Когда Ендрек из Кропивницы называл их имена, иноземные рыцари, сидя
прямо на своих конях, склоняли головы в железных шлемах, решив по богатым
доспехам Збышка, что это князь послал им навстречу кого-нибудь из знати,
быть может родственника своего или сына.
Меж тем Ендрек из Кропивницы продолжал:
- Комтур, или, по-нашему, староста из Янсборка, который гостит сейчас
у князя, рассказал ему об этих трех рыцарях, которые очень хотели побывать
у нас, но не осмеливались, особенно рыцарь из Лотарингии; сам он издалека
и думал, что на тевтонской границе обитают сарацины, с которыми никогда не
прекращается война. Князь, как гостеприимный хозяин, тотчас послал меня на
границу, чтобы под моей охраной они благополучно миновали замки.
- Так они без вашей помощи не могли бы проехать?
- Наш народ ненавидит крестоносцев, и не за то, что они учиняют на
нас набеги, - мы сами тоже к ним заглядываем, - а за то, что они низкие
предатели; ведь крестоносец обнимает тебя и целует, а сам в это время
готов нож тебе в спину всадить; подлый это обычай, и противен он нам,
мазурам. Да что говорить! Всякий примет немца в своем доме и не обидит
гостя, но на дороге не преминет напасть на него. А есть такие, которые
только так и поступают, из мести ли или ради славы - да пошлет ее бог
всякому.
- Кто же среди вас самый славный?
- Есть один такой, что немцу легче во все глаза взглянуть на смерть,
чем его увидеть, а зовут его Юранд из Спыхова.
Сердце затрепетало у молодого рыцаря, когда он услыхал это имя, и он
тотчас решил разузнать кой о чем у Ендрека из Кропивницы.

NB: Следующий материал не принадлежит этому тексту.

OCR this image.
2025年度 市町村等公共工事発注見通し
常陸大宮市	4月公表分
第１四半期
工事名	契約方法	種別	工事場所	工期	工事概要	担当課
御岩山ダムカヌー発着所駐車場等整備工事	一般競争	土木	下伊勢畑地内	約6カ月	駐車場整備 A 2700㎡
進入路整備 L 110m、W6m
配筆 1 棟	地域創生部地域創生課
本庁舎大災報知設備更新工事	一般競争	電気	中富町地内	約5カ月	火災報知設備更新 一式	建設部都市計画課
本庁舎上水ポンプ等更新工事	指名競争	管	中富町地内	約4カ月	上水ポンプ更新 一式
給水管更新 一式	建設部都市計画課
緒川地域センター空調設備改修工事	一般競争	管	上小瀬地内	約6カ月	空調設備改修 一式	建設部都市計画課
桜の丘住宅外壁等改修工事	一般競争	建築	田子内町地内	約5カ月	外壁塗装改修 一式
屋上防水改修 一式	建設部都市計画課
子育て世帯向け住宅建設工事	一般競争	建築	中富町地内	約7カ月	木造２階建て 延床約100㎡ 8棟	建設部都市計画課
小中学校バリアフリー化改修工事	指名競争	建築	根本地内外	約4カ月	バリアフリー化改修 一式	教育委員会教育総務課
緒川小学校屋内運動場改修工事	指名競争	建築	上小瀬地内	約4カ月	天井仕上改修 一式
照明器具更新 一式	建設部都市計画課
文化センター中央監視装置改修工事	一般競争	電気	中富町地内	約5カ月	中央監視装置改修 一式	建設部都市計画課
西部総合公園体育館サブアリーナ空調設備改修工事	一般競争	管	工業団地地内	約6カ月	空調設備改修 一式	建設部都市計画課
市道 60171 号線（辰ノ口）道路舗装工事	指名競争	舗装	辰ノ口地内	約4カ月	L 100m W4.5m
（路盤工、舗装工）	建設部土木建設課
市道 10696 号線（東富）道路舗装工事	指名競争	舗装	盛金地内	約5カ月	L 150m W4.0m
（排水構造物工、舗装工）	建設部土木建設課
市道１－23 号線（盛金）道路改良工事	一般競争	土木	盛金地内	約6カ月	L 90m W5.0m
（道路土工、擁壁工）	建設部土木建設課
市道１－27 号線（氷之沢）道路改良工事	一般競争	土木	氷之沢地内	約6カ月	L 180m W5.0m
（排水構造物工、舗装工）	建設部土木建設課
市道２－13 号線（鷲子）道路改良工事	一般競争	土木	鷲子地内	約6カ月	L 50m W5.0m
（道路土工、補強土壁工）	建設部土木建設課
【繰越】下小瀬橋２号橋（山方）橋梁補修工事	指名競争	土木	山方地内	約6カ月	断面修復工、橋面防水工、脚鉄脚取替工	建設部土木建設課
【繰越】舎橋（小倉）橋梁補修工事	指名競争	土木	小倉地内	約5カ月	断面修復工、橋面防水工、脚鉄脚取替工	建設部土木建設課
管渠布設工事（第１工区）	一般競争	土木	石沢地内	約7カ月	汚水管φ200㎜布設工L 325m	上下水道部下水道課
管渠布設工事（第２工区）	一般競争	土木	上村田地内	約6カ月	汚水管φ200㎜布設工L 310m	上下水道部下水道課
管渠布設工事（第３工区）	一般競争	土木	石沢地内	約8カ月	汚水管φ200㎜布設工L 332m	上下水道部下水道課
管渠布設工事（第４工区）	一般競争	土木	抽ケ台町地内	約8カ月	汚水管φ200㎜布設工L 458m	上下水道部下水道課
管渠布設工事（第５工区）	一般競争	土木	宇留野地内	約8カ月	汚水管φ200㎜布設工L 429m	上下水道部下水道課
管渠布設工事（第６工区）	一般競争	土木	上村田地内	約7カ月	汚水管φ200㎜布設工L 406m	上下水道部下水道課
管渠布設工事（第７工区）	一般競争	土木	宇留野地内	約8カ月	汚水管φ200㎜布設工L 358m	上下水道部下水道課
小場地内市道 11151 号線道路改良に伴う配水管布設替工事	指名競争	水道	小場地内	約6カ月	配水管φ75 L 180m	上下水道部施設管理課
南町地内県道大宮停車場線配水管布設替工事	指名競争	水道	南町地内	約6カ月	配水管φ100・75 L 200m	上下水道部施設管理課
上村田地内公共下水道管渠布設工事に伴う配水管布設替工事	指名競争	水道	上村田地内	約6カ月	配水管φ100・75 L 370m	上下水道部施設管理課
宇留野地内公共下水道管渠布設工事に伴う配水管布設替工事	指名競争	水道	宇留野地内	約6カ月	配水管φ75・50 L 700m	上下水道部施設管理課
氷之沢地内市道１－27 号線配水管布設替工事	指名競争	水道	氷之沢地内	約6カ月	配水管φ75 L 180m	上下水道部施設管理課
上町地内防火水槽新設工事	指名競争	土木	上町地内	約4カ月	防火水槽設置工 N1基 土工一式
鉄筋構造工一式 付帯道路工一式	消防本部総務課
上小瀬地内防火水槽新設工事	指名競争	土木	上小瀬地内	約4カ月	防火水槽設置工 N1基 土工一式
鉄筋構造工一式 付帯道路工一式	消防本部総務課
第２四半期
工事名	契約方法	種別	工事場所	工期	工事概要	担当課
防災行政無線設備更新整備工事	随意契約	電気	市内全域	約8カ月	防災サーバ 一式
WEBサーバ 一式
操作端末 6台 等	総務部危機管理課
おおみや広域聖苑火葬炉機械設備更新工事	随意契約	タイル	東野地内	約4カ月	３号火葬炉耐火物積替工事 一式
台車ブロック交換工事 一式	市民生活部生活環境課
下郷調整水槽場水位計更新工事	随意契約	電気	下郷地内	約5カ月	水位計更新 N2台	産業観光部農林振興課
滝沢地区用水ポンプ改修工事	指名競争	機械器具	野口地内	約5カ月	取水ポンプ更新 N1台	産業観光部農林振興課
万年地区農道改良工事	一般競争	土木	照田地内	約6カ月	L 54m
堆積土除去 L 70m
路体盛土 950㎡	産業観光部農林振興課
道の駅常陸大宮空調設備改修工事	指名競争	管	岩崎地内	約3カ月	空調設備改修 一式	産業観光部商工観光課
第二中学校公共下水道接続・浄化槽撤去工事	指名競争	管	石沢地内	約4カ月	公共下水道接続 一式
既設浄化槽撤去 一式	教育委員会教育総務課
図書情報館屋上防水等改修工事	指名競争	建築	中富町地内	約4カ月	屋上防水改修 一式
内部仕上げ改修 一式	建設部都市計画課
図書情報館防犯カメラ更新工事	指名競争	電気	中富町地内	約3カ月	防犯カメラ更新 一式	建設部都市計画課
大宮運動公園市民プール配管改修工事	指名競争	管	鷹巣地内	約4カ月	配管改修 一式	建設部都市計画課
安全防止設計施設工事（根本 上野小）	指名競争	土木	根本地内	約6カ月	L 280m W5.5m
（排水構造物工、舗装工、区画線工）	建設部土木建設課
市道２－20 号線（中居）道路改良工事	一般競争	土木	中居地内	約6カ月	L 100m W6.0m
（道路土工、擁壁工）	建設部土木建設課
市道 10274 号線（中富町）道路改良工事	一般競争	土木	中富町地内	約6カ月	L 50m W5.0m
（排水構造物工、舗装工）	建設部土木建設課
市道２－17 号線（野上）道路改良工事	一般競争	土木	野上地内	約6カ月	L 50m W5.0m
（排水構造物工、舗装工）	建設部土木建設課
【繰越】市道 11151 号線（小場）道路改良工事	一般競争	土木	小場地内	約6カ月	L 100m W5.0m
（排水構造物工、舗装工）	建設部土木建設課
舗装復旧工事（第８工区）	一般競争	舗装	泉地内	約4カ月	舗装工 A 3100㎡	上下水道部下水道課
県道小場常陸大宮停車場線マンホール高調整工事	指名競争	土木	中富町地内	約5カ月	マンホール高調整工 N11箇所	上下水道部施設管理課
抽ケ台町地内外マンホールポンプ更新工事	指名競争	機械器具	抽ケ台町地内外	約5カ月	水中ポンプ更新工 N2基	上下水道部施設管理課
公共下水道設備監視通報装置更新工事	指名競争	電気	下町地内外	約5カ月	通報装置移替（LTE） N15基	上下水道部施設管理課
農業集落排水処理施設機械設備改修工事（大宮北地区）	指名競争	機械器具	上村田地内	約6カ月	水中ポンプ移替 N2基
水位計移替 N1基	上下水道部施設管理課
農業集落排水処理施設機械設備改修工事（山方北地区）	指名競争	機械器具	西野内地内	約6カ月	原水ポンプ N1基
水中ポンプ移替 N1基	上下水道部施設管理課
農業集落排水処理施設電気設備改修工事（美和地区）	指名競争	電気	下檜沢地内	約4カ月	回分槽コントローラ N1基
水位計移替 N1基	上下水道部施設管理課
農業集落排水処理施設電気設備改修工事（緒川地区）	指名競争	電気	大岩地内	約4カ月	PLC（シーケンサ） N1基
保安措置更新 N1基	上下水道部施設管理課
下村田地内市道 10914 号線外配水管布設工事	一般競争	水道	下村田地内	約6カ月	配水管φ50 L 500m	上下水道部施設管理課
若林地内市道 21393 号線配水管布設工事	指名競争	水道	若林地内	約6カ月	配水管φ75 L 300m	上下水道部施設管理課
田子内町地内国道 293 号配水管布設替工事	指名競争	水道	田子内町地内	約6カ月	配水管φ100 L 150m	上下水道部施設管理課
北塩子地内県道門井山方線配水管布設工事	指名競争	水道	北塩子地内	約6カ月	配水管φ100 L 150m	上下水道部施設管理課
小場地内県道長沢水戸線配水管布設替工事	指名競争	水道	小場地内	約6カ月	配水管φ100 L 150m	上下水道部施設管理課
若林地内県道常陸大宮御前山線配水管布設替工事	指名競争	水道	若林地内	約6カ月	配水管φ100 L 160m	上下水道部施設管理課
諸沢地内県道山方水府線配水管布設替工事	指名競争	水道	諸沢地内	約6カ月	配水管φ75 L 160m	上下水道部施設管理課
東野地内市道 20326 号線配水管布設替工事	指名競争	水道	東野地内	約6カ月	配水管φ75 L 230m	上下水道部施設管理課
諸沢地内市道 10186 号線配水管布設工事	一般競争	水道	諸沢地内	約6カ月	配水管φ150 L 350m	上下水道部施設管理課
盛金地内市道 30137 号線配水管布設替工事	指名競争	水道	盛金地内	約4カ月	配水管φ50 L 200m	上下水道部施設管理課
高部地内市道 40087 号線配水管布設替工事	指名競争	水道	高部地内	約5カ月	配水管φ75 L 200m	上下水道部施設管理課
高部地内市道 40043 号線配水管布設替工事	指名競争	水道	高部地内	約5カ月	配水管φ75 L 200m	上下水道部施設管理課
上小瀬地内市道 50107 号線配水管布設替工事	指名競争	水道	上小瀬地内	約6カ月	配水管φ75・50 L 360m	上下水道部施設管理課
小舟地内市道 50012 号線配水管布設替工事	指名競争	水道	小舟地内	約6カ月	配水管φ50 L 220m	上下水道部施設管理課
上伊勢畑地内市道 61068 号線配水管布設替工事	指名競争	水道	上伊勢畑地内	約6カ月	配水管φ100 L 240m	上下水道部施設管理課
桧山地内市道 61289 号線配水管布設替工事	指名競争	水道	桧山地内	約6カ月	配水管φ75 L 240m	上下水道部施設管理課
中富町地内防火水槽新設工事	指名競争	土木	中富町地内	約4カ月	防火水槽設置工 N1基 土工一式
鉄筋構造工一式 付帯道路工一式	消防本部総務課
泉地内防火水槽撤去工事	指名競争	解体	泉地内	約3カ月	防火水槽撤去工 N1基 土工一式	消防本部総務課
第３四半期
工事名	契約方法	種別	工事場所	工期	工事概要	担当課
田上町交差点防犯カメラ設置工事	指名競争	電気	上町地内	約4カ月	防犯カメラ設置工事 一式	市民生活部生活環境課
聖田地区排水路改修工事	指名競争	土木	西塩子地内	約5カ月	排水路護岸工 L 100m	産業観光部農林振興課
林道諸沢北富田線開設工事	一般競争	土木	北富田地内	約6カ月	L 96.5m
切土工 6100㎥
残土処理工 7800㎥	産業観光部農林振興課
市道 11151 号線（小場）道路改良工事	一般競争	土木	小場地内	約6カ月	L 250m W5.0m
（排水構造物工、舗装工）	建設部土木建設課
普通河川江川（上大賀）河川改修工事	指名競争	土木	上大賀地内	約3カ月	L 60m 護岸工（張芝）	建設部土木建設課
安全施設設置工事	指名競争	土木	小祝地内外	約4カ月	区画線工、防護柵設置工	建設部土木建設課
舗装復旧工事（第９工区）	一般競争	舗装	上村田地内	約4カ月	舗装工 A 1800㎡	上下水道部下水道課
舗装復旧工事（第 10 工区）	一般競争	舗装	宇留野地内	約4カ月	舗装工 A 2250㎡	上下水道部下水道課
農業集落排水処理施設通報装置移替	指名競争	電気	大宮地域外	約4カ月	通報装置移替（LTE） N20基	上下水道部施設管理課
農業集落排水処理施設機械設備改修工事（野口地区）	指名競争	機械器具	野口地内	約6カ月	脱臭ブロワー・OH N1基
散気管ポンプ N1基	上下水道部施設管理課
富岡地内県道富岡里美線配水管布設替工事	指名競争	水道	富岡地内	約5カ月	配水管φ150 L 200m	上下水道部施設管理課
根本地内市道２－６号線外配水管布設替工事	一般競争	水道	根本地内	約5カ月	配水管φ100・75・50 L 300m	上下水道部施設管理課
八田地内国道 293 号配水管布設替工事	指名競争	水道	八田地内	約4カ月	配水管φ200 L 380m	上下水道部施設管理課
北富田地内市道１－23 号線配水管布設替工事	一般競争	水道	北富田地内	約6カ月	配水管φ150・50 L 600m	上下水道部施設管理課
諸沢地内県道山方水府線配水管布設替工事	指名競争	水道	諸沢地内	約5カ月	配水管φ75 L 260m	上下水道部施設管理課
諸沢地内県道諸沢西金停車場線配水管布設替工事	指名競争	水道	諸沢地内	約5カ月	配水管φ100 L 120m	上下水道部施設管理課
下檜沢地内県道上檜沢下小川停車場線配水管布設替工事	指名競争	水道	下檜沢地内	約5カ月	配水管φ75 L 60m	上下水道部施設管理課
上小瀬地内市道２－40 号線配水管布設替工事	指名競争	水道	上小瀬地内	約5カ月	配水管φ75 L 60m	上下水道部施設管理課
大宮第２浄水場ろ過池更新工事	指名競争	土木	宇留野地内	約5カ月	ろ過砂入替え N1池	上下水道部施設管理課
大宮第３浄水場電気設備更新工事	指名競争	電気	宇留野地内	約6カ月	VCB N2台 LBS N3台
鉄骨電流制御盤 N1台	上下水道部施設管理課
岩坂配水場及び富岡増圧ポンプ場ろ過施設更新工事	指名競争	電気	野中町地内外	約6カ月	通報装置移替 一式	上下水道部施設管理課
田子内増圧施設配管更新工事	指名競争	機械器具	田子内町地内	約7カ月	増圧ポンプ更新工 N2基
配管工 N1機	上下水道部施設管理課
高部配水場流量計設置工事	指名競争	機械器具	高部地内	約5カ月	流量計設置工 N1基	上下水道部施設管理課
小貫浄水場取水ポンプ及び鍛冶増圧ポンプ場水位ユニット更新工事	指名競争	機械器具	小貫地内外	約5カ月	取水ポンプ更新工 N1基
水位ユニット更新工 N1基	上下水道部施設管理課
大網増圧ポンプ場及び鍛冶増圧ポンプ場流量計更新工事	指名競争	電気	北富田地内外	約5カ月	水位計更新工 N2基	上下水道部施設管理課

- Знаю, - сказал он, - слыхал: это его дочка Данута была придворной
княгини, пока не вышла замуж.
И, затаив дыхание, он воззрился на мазовецкого рыцаря; однако тот
воскликнул в изумлении:
- Да кто вам это сказал? Ведь она еще совсем молоденькая. Случается,
конечно, что и такие выходят замуж; но Данута не вышла. Шесть дней, как я
уехал из Цеханова и видел ее с княгиней. Как же она могла в посту выйти
замуж?
Услышав это, Збышко с трудом сдержался, чтобы не схватить мазура в
объятия и не крикнуть: <Спасибо вам за эту весточку!> Совладав с собою, он
сказал:
- А я слыхал, будто Юранд выдал ее замуж.
- Это не Юранд, а княгиня хотела, да не могла отдать ее против воли
отца. Хотелось княгине отдать Данусю за одного рыцаря в Кракове, он дал
обет служить девушке, и она его любит.
- Любит? - воскликнул Збышко.
Ендрек бросил на него быстрый взгляд и с улыбкой спросил:
- Что это вы так про эту девушку расспрашиваете?
- Я про знакомых расспрашиваю, к которым еду.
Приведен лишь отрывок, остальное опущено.